The most compelling part is the contrast. If I told you Dickey was a successful pitcher on a multi-year contract, you might not realize how long he has pitched in the minors and what it has taken to finally become a success at age 37. If I told you he was a knuckleball pitcher, you might not realize he was a hard thrower in college and early in his pro career, and a member of the 1996 Olympic team. If I told you he was a graduate of Montgomery Bell Academy, a prestigious private school in Nashville, you might not realize he was a scholarship student from the wrong side of the tracks, who overcame poverty and abuse in his childhood. If I told you he was a committed Christian, you might expect a book full of platitudes instead of a story of a man with faults and failings who had to be honest with himself after an affair nearly ended his marriage.

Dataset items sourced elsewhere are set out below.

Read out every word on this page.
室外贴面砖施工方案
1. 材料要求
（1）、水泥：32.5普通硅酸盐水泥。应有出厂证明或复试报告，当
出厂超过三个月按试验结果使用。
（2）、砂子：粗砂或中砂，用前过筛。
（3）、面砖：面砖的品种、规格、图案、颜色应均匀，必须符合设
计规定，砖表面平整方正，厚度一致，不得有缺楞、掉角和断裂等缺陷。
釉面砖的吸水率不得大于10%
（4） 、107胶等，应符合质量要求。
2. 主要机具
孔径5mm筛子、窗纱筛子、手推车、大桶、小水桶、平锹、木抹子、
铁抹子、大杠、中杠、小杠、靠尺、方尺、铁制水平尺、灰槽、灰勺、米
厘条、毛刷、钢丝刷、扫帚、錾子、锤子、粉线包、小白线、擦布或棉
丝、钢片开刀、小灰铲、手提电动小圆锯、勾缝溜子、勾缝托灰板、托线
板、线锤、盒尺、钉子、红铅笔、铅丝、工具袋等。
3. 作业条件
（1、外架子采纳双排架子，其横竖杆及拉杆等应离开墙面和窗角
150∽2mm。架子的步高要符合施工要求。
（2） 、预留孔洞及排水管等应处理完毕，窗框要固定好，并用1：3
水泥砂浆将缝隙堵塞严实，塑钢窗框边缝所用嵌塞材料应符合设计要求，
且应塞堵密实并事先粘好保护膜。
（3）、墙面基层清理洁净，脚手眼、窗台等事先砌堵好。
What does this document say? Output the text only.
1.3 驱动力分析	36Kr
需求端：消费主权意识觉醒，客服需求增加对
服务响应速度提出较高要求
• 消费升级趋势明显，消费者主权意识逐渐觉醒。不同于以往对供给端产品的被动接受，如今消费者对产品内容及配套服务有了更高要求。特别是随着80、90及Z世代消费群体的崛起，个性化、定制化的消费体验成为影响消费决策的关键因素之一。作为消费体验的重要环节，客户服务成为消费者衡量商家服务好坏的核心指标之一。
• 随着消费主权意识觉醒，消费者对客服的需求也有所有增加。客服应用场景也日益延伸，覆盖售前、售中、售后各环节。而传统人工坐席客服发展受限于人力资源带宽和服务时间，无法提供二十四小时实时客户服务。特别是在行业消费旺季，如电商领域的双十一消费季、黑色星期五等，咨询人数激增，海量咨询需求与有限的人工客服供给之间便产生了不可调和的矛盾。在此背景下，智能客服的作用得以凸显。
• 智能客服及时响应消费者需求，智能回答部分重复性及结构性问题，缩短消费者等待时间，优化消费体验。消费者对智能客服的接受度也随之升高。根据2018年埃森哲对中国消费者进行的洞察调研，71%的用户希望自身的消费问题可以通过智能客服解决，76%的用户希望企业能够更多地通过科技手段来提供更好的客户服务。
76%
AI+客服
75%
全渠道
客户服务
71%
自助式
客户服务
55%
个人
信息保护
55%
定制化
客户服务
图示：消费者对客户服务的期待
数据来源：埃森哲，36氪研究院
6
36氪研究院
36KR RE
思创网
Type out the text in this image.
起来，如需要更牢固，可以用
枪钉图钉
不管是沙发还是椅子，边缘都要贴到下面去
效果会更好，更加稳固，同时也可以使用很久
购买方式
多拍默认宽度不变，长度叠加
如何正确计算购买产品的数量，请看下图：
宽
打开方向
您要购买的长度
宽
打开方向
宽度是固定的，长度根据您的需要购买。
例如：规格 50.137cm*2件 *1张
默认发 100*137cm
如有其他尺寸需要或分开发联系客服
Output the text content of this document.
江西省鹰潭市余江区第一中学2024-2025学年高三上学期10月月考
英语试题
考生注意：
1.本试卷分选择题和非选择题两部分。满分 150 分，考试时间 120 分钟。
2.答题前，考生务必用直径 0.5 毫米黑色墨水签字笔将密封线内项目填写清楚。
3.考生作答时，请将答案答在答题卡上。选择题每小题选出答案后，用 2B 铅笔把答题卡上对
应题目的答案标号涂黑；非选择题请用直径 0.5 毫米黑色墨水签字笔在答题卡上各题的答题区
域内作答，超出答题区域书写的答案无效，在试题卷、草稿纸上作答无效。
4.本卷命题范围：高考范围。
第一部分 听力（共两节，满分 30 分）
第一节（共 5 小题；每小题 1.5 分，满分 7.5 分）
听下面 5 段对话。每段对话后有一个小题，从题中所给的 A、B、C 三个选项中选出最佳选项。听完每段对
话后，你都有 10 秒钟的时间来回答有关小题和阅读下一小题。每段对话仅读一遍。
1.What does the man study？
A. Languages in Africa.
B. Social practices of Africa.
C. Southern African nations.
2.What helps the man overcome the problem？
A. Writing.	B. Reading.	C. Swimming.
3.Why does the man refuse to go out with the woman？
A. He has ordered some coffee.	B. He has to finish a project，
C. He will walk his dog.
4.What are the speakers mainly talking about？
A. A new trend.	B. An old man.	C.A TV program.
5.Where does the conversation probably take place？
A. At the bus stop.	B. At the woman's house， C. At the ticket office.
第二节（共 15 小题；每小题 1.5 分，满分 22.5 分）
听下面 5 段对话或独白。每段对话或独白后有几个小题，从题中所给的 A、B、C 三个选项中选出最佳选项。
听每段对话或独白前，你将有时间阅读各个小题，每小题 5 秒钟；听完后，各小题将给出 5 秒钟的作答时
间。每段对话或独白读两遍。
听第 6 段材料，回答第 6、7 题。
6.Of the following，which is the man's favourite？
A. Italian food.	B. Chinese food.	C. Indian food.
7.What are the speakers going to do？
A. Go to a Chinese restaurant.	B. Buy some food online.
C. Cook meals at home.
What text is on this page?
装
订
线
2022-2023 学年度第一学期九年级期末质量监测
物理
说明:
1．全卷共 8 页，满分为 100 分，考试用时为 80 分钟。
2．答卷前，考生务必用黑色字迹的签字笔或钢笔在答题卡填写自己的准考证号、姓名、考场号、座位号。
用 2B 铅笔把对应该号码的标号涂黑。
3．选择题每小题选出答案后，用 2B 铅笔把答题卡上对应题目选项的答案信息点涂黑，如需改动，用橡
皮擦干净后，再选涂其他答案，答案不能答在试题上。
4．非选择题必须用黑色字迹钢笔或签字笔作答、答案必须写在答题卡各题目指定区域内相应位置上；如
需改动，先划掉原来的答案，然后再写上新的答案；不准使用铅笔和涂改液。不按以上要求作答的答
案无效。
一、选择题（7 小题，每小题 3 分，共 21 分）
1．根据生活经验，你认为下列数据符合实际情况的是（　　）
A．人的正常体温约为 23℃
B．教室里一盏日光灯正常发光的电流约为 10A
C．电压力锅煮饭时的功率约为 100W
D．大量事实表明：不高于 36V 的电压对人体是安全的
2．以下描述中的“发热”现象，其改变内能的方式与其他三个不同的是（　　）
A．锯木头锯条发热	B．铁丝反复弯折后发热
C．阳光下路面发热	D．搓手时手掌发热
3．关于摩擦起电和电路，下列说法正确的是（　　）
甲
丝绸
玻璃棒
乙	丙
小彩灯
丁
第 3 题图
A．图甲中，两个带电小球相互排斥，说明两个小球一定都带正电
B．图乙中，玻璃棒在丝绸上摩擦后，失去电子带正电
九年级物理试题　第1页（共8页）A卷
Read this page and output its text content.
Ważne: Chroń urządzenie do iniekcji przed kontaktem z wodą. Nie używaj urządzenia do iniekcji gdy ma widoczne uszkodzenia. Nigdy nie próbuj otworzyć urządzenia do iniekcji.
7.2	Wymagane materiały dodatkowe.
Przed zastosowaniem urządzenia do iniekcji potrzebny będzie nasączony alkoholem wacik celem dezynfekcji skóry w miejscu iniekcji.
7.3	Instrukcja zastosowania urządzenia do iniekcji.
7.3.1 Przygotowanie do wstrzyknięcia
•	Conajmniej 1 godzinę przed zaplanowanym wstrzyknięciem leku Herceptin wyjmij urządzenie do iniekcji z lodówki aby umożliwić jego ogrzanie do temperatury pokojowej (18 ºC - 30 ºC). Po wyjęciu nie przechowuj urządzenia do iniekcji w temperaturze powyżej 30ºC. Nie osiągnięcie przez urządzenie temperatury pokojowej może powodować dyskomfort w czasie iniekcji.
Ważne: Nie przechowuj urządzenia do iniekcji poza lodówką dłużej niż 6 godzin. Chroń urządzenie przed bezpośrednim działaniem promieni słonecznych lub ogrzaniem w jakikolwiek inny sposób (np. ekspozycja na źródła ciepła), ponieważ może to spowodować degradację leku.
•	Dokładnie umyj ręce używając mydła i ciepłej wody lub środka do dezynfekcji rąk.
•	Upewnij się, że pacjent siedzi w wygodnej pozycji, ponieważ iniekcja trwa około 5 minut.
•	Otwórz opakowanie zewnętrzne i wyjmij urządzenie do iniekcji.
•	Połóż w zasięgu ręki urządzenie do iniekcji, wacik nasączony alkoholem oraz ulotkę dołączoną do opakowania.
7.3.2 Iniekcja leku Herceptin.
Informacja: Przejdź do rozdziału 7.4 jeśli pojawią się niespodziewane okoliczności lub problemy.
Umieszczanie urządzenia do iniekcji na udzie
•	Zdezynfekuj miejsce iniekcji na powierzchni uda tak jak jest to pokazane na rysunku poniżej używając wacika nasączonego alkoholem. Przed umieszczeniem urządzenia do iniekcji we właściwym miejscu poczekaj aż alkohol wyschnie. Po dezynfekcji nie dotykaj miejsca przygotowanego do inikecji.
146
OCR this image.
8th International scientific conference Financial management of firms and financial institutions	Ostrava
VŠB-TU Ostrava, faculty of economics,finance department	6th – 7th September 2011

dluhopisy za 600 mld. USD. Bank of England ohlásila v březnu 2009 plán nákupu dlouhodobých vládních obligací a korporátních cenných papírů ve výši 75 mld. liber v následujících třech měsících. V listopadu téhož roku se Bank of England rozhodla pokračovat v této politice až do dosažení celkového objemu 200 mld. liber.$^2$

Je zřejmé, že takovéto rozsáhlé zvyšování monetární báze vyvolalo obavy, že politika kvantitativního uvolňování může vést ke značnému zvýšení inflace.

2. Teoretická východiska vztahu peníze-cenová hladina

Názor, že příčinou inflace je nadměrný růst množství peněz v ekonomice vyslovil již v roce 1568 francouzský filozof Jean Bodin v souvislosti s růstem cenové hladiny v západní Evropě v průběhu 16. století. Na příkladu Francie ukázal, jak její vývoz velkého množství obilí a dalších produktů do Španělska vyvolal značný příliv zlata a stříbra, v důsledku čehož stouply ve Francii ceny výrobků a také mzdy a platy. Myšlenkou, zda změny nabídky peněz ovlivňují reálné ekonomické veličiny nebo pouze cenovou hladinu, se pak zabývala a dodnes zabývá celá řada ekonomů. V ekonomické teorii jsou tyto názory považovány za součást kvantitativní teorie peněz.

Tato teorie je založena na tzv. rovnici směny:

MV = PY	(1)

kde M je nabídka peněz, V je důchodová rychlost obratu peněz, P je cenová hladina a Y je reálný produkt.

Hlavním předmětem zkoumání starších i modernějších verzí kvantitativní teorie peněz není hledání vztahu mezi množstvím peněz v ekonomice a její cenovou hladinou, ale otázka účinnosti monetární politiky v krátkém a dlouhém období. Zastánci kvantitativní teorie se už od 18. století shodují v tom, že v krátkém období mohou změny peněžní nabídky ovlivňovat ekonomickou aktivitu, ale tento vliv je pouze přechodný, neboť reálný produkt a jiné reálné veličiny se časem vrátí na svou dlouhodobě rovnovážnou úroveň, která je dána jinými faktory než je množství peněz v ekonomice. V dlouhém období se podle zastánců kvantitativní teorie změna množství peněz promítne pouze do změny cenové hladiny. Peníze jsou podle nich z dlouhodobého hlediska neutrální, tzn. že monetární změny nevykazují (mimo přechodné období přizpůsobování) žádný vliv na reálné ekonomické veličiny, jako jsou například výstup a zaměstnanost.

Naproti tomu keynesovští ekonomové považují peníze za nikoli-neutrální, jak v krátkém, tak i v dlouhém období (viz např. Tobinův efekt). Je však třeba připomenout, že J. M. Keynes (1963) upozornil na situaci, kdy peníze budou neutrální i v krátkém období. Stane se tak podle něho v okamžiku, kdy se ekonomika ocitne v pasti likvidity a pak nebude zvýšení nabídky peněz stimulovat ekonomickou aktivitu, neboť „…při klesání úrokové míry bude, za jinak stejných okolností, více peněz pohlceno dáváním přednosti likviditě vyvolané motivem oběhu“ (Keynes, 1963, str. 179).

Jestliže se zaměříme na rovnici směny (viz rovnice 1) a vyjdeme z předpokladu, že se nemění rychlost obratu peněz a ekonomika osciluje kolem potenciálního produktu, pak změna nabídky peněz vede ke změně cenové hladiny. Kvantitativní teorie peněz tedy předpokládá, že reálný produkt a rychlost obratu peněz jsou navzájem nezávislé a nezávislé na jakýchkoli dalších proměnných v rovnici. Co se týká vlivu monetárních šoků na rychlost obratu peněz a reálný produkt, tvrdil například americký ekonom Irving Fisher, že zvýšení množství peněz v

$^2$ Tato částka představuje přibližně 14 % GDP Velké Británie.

Dickey is honest here, often brutally so, and it becomes clear that he is not some mild-mannered guy, but a risk-taker, with something of a disregard for his own safety: like the time in Council Bluffs, Iowa, when he decides to swim the Missouri River. He doesn't make it across, and might not have made it out of the river if not for teammate and Australian Grant Balfour. Or when, as a teenager, he took to sleeping in empty houses at night. Or a story not fully told in this book, a trip taken while it was going to press: the climb of Mount Kilimanjaro. He's a married man with four kids living a young man's dream.

Dickey is a fascinating individual, and this is a captivating book. Highly recommended.